Under pressure from the government, the company that makes the biotech corn linked to a massive recall of taco shells agreed today to buy all of this year’s crop of the grain to keep it from getting into the food supply.
Federal officials say there is no known health risk from the corn produced by Aventis CropScience, but it has not been approved for human consumption because scientists are unsure whether it might cause allergic reactions.
The Agriculture Department and the Environmental Protection Agency issued a joint statement saying that Aventis had agreed to reimburse farmers for this fall’s harvest of the StarLink corn. Approximately 300,000 acres of the corn were planted, 0.4 percent of the total corn acreage.

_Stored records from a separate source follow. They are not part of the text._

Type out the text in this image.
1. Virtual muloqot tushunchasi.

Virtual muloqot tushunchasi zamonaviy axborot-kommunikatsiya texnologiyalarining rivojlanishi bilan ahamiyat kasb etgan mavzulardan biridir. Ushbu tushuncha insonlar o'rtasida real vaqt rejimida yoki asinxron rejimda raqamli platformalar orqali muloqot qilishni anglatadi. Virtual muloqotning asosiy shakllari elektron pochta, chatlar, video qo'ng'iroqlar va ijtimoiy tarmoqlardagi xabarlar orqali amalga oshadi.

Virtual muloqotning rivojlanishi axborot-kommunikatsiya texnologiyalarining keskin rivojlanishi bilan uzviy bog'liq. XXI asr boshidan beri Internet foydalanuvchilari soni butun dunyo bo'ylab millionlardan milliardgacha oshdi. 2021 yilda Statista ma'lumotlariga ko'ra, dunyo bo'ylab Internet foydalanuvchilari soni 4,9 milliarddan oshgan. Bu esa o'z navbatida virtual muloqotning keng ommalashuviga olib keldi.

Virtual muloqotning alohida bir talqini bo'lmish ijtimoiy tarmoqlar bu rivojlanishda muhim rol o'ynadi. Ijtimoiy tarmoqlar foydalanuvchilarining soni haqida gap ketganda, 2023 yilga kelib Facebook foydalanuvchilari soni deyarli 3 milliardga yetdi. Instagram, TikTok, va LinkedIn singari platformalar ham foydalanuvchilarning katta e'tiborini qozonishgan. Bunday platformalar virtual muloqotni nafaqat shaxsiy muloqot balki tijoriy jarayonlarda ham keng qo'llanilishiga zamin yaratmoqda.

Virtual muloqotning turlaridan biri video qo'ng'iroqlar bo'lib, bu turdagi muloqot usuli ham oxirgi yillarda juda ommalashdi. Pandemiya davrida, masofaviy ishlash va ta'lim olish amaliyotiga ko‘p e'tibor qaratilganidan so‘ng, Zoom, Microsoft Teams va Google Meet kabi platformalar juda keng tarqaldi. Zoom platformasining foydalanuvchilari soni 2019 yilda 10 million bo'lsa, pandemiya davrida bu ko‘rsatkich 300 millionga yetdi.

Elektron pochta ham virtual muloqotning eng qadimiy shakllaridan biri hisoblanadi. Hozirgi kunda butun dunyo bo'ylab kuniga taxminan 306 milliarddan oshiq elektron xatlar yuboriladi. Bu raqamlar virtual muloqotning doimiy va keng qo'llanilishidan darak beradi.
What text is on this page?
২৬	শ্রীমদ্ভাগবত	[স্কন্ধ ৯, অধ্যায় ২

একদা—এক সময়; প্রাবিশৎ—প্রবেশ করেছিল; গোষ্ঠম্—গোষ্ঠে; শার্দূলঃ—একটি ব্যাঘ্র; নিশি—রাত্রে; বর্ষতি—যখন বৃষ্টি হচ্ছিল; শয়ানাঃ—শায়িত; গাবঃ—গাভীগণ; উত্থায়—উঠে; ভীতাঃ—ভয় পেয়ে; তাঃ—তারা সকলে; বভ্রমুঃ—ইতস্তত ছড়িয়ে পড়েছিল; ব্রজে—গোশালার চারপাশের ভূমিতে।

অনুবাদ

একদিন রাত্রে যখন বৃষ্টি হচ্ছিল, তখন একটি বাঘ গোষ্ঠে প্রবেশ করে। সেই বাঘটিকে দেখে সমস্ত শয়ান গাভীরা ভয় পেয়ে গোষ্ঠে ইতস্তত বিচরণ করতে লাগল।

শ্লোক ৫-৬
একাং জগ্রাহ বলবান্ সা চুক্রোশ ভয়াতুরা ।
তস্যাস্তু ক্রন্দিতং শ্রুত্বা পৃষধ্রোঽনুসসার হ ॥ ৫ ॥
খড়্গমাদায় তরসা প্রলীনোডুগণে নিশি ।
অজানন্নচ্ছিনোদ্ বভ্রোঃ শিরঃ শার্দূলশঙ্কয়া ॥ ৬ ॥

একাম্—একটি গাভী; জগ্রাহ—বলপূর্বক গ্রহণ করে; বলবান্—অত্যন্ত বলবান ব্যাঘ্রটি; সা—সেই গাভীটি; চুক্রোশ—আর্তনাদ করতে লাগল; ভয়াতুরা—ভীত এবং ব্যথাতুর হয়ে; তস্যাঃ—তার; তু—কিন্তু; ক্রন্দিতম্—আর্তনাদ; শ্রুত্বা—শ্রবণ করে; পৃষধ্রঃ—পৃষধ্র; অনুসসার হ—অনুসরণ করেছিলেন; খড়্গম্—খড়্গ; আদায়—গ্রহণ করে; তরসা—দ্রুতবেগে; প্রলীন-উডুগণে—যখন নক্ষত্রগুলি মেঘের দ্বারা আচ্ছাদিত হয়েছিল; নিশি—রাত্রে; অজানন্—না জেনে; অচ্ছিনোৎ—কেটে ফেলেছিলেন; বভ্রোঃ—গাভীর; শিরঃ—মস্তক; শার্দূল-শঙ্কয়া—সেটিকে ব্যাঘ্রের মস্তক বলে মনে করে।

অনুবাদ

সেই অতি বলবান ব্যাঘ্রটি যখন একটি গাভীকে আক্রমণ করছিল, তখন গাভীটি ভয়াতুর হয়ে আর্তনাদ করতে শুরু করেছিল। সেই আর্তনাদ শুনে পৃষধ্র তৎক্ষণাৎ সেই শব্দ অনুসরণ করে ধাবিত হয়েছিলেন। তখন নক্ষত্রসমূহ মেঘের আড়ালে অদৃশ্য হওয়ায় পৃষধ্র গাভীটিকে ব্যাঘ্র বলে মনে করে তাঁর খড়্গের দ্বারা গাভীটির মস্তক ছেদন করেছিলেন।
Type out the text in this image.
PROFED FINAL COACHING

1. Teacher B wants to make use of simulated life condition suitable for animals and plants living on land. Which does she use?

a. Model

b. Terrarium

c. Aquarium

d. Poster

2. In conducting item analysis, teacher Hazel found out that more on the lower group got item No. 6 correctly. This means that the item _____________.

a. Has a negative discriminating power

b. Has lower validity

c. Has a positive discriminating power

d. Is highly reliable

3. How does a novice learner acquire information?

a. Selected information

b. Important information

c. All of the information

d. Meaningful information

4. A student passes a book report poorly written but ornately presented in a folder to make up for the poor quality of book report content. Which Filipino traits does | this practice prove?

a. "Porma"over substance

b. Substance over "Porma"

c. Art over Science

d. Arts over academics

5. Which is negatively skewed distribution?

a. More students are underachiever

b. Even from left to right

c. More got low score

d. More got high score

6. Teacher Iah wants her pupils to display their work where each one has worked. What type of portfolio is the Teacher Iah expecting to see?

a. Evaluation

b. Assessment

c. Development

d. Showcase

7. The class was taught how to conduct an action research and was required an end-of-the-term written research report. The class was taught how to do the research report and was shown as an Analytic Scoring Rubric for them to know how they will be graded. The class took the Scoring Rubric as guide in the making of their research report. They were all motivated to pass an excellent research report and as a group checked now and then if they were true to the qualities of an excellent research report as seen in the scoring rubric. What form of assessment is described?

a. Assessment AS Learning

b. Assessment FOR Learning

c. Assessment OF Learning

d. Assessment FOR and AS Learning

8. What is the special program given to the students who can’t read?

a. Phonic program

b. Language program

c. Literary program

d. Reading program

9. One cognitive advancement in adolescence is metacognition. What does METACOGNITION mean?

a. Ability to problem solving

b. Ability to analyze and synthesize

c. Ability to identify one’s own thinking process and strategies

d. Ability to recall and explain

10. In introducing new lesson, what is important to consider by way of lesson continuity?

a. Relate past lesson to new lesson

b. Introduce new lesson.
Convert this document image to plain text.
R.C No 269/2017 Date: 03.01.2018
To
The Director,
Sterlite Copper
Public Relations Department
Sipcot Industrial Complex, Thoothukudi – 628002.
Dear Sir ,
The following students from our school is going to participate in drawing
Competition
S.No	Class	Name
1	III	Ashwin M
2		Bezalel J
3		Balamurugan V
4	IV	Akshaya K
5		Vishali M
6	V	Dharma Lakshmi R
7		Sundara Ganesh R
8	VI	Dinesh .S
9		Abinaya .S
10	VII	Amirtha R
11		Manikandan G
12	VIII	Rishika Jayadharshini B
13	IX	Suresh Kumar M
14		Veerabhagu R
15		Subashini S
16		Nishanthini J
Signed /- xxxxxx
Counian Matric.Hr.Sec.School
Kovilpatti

“This action is a prudent and responsible step to prevent the current crop of StarLink corn from being used in processed foods,” the statement said.
May Be Used as Cattle Feed
The corn will eventually be sold for cattle feed or for production of ethanol, a gasoline additive, USDA officials said. The department will purchase the grain from farmers and then oversee its shipping to buyers to ensure that it doesn’t get mixed up with food-grade corn. Aventis will reimburse the government for all its expenses, and in turn will get the proceeds from the corn’s sale.
Aventis officials did not immediately return phone calls.
Kraft Foods recalled millions of packages of taco shells that are sold in stores under the Taco Bell name after tests showed that some were made with the Aventis variety, and Taco Bell Corp. said it was replacing all of the shells in its restaurants.
The Environmental Protection Agency approved the crop for commercial use in 1998 with the condition that it only be used for animal feed. The corn contains a bacterium gene that makes it toxic to insects.
It is one of eight varieties of genetically engineered corn that have been approved by the government and the only one that is not approved for use in food.